L’occupation de villes sunnites par des milices kurdes et chiites gérées par les Gardiens de la révolution islamique donnera à l’EI la possibilité de revenir peu de temps après y avoir été délogé

Dimanche, Associated Press a rapporté qu’une frappe de la coalition internationale contre un haut commandant de l’État islamique (EI) en mars a déclenché une chasse aux sorcières au sein de l’organisation, laquelle a conduit à l’assassinat de 38 djihadistes de l’EI par leurs propres dirigeants. Selon le récit de l’AP, les suspicions internes consument désormais l’EI. Ce récit comporte néanmoins quelques incohérences.
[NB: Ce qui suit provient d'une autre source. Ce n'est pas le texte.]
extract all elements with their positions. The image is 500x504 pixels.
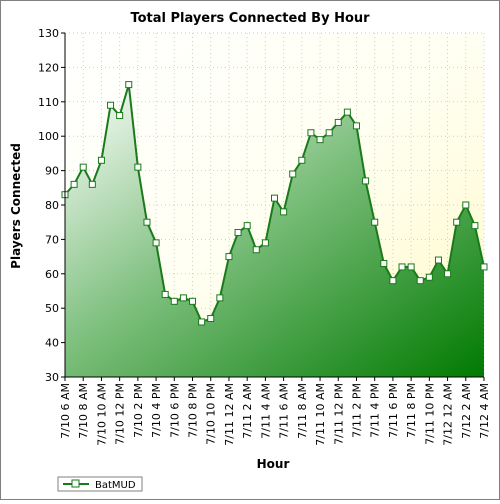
data-point xyxy=(325,129,333,137)
data-point xyxy=(416,277,424,285)
x-tick-label: 7/10 10 PM xyxy=(205,383,218,445)
data-point xyxy=(471,222,479,230)
x-axis-title: Hour xyxy=(257,457,290,471)
x-tick-label: 7/11 2 PM xyxy=(350,383,363,438)
x-tick-label: 7/12 12 AM xyxy=(442,383,455,446)
x-tick-label: 7/11 6 AM xyxy=(278,383,291,439)
data-point xyxy=(316,136,324,144)
data-point xyxy=(97,156,105,164)
y-axis-title: Players Connected xyxy=(9,143,23,269)
data-point xyxy=(225,253,233,261)
x-tick-labels: 7/10 6 AM 7/10 8 AM 7/10 10 AM 7/10 12 PM 7/… xyxy=(59,383,491,446)
y-tick-label: 30 xyxy=(45,371,59,384)
x-tick-label: 7/10 10 AM xyxy=(95,383,108,446)
data-point xyxy=(271,194,278,202)
legend-label-batmud: BatMUD xyxy=(95,480,136,491)
data-point xyxy=(298,156,306,164)
data-point xyxy=(125,81,133,89)
x-tick-label: 7/11 12 AM xyxy=(223,383,236,446)
y-tick-label: 130 xyxy=(38,27,59,40)
x-tick-label: 7/11 2 AM xyxy=(241,383,254,439)
data-point xyxy=(207,315,215,323)
data-point xyxy=(280,208,288,216)
legend-marker xyxy=(71,479,80,488)
data-point xyxy=(380,259,388,267)
x-tick-label: 7/10 6 PM xyxy=(168,383,181,438)
data-point xyxy=(444,270,452,278)
data-point xyxy=(425,273,433,281)
y-tick-labels: 30 40 50 60 70 80 90 100 110 120 130 xyxy=(38,27,59,384)
data-point xyxy=(152,239,160,247)
data-point xyxy=(179,294,187,302)
data-point xyxy=(70,180,78,188)
data-point xyxy=(243,222,251,230)
data-point xyxy=(189,297,197,305)
data-point xyxy=(343,108,351,116)
x-tick-label: 7/11 6 PM xyxy=(387,383,400,438)
y-tick-label: 40 xyxy=(45,337,59,350)
series-area-batmud xyxy=(65,84,484,377)
x-tick-label: 7/10 12 PM xyxy=(114,383,127,445)
x-tick-label: 7/11 10 AM xyxy=(314,383,327,446)
data-point xyxy=(453,218,461,226)
x-tick-label: 7/10 8 PM xyxy=(187,383,200,438)
x-tick-label: 7/10 4 PM xyxy=(150,383,163,438)
data-point xyxy=(79,163,87,171)
axes xyxy=(61,32,485,381)
x-tick-label: 7/11 8 AM xyxy=(296,383,309,439)
data-point xyxy=(88,180,96,188)
chart-title: Total Players Connected By Hour xyxy=(130,11,370,26)
data-point xyxy=(261,239,269,247)
data-point xyxy=(480,263,488,271)
y-tick-label: 110 xyxy=(38,96,59,109)
data-point xyxy=(252,246,260,254)
x-tick-label: 7/11 4 PM xyxy=(369,383,382,438)
x-tick-label: 7/11 12 PM xyxy=(332,383,345,445)
data-point xyxy=(234,229,242,237)
data-point xyxy=(334,118,342,126)
x-tick-label: 7/12 4 AM xyxy=(478,383,491,439)
data-point xyxy=(462,201,470,209)
data-point xyxy=(107,101,115,109)
y-tick-label: 80 xyxy=(45,199,59,212)
x-tick-label: 7/10 2 PM xyxy=(132,383,145,438)
data-point xyxy=(407,263,415,271)
data-point xyxy=(352,122,360,130)
data-point xyxy=(434,256,442,264)
x-tick-label: 7/12 2 AM xyxy=(460,383,473,439)
data-point xyxy=(371,218,379,226)
data-point xyxy=(143,218,151,226)
y-tick-label: 70 xyxy=(45,233,59,246)
y-tick-label: 120 xyxy=(38,61,59,74)
x-tick-label: 7/10 6 AM xyxy=(59,383,72,439)
data-point xyxy=(362,177,370,185)
y-tick-label: 90 xyxy=(45,165,59,178)
data-point xyxy=(116,112,124,120)
y-tick-label: 100 xyxy=(38,130,59,143)
x-tick-label: 7/11 10 PM xyxy=(423,383,436,445)
data-point xyxy=(161,290,169,298)
x-tick-label: 7/11 4 AM xyxy=(259,383,272,439)
data-point xyxy=(307,129,315,137)
data-point xyxy=(134,163,142,171)
data-point xyxy=(198,318,206,326)
data-point xyxy=(398,263,406,271)
data-point xyxy=(216,294,224,302)
data-point xyxy=(389,277,397,285)
data-point xyxy=(170,297,178,305)
x-tick-label: 7/11 8 PM xyxy=(405,383,418,438)
data-point xyxy=(289,170,297,178)
x-tick-label: 7/10 8 AM xyxy=(77,383,90,439)
y-tick-label: 50 xyxy=(45,302,59,315)
legend: BatMUD xyxy=(57,476,143,492)
y-tick-label: 60 xyxy=(45,268,59,281)
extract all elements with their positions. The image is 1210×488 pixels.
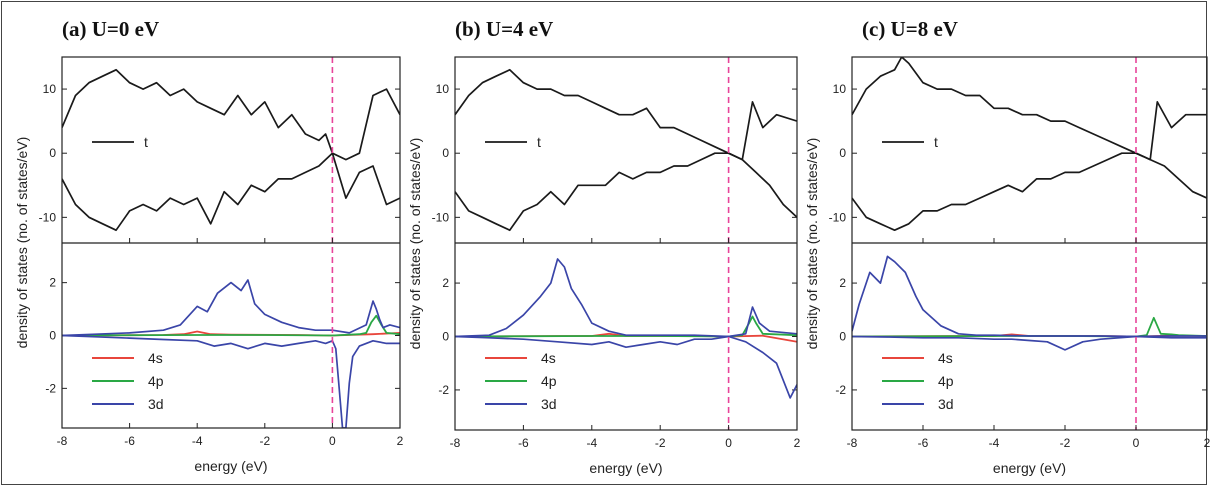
series-line-t-down [62, 152, 400, 232]
series-line-3d-down [852, 335, 1207, 351]
top-legend: t [92, 134, 148, 150]
x-tick-label: -2 [1060, 436, 1071, 450]
bottom-series-group [62, 279, 400, 428]
y-tick-label: -10 [39, 210, 57, 224]
x-tick-label: 0 [725, 436, 732, 450]
x-axis-label: energy (eV) [589, 460, 662, 476]
y-tick-label: -10 [432, 210, 450, 224]
bottom-series-group [852, 255, 1207, 351]
top-series-group [62, 68, 400, 232]
series-line-t-down [455, 152, 797, 232]
legend-label-t: t [934, 134, 938, 150]
x-tick-label: 2 [1204, 436, 1210, 450]
series-line-3d-down [455, 335, 797, 399]
bottom-series-group [455, 258, 797, 399]
legend-label-4s: 4s [148, 350, 163, 366]
top-legend: t [485, 134, 541, 150]
panel-2: (b) U=4 eV 10 0 -10 t 2 0 -2 4s 4p 3d -8 -6 -4 -2 0 2 ene… [407, 17, 801, 476]
legend-label-3d: 3d [541, 396, 557, 412]
legend-label-4s: 4s [541, 350, 556, 366]
legend-label-4p: 4p [938, 373, 954, 389]
top-series-group [852, 57, 1207, 232]
y-tick-label: 0 [442, 146, 449, 160]
y-tick-label: 2 [442, 276, 449, 290]
top-series-group [455, 68, 797, 232]
y-tick-label: 0 [839, 146, 846, 160]
y-tick-label: 10 [833, 82, 847, 96]
y-tick-label: -2 [835, 383, 846, 397]
x-tick-label: 0 [329, 434, 336, 448]
bottom-legend: 4s 4p 3d [92, 350, 164, 412]
x-tick-label: -4 [192, 434, 203, 448]
x-tick-label: -2 [655, 436, 666, 450]
y-tick-label: -2 [45, 381, 56, 395]
x-axis-label: energy (eV) [194, 458, 267, 474]
y-tick-label: 0 [442, 330, 449, 344]
y-tick-label: 0 [839, 330, 846, 344]
y-tick-label: 2 [49, 276, 56, 290]
y-tick-label: 2 [839, 276, 846, 290]
x-tick-label: -8 [57, 434, 68, 448]
y-tick-label: 0 [49, 146, 56, 160]
x-tick-label: -8 [847, 436, 858, 450]
x-tick-label: -8 [450, 436, 461, 450]
panel-title: (a) U=0 eV [62, 17, 159, 41]
panel-3: (c) U=8 eV 10 0 -10 t 2 0 -2 4s 4p 3d -8 -6 -4 -2 0 2 ene… [804, 17, 1210, 476]
series-line-t-up [455, 68, 797, 161]
series-line-3d-up [62, 279, 400, 337]
series-line-3d-up [852, 255, 1207, 338]
y-tick-label: 10 [436, 82, 450, 96]
top-subplot: 10 0 -10 t [39, 68, 400, 232]
legend-label-t: t [537, 134, 541, 150]
legend-label-4p: 4p [541, 373, 557, 389]
x-tick-label: -6 [124, 434, 135, 448]
top-subplot: 10 0 -10 t [829, 57, 1207, 232]
legend-label-4s: 4s [938, 350, 953, 366]
bottom-subplot: 2 0 -2 4s 4p 3d [45, 276, 400, 428]
legend-label-4p: 4p [148, 373, 164, 389]
x-tick-label: 2 [397, 434, 404, 448]
series-line-3d-up [455, 258, 797, 338]
bottom-subplot: 2 0 -2 4s 4p 3d [835, 255, 1207, 412]
x-axis-label: energy (eV) [993, 460, 1066, 476]
series-line-t-up [62, 68, 400, 161]
x-tick-label: 0 [1133, 436, 1140, 450]
bottom-subplot: 2 0 -2 4s 4p 3d [438, 258, 797, 412]
top-subplot: 10 0 -10 t [432, 68, 797, 232]
y-tick-label: 10 [43, 82, 57, 96]
bottom-legend: 4s 4p 3d [485, 350, 557, 412]
x-tick-label: 2 [794, 436, 801, 450]
x-tick-label: -2 [259, 434, 270, 448]
y-tick-label: -10 [829, 210, 847, 224]
x-tick-label: -6 [518, 436, 529, 450]
y-axis-label: density of states (no. of states/eV) [14, 137, 30, 349]
bottom-legend: 4s 4p 3d [882, 350, 954, 412]
legend-label-3d: 3d [938, 396, 954, 412]
series-line-t-up [852, 57, 1207, 161]
series-line-t-down [852, 152, 1207, 232]
x-tick-label: -4 [989, 436, 1000, 450]
legend-label-t: t [144, 134, 148, 150]
top-legend: t [882, 134, 938, 150]
panel-title: (b) U=4 eV [455, 17, 553, 41]
y-axis-label: density of states (no. of states/eV) [407, 138, 423, 350]
y-tick-label: -2 [438, 383, 449, 397]
x-tick-label: -6 [918, 436, 929, 450]
panel-1: (a) U=0 eV 10 0 -10 t 2 0 -2 4s 4p 3d -8 -6 -4 -2 0 2 ene… [14, 17, 404, 474]
series-line-3d-down [62, 334, 400, 428]
x-tick-label: -4 [586, 436, 597, 450]
y-tick-label: 0 [49, 329, 56, 343]
series-line-4p-up [852, 316, 1207, 338]
legend-label-3d: 3d [148, 396, 164, 412]
y-axis-label: density of states (no. of states/eV) [804, 138, 820, 350]
panel-title: (c) U=8 eV [862, 17, 958, 41]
Ayant parlé à des « militants syriens de l’opposition, des commandants des milices kurdes, plusieurs responsables des renseignements irakiens et un informateur du gouvernement irakien qui a travaillé dans les rangs de l’EI », l’AP rapporte que la frappe de drone du 30 mars, qui a tué un commandant de l’EI, Abu Hayjaa al-Tunsi, dans le nord de Raqqa, fut l’élément déclencheur de la chasse aux espions dans l’organisation. Il n’est pas inconcevable qu’il y ait des espions au sein de l’EI – en effet, depuis que Fadel al-Hiyali (Abu Muslim al-Turkmeni, Haji Mutazz) et Junaid Hussain ont été tués en août 2015, il semble assez probable que l’EI ait été infiltré par la coalition.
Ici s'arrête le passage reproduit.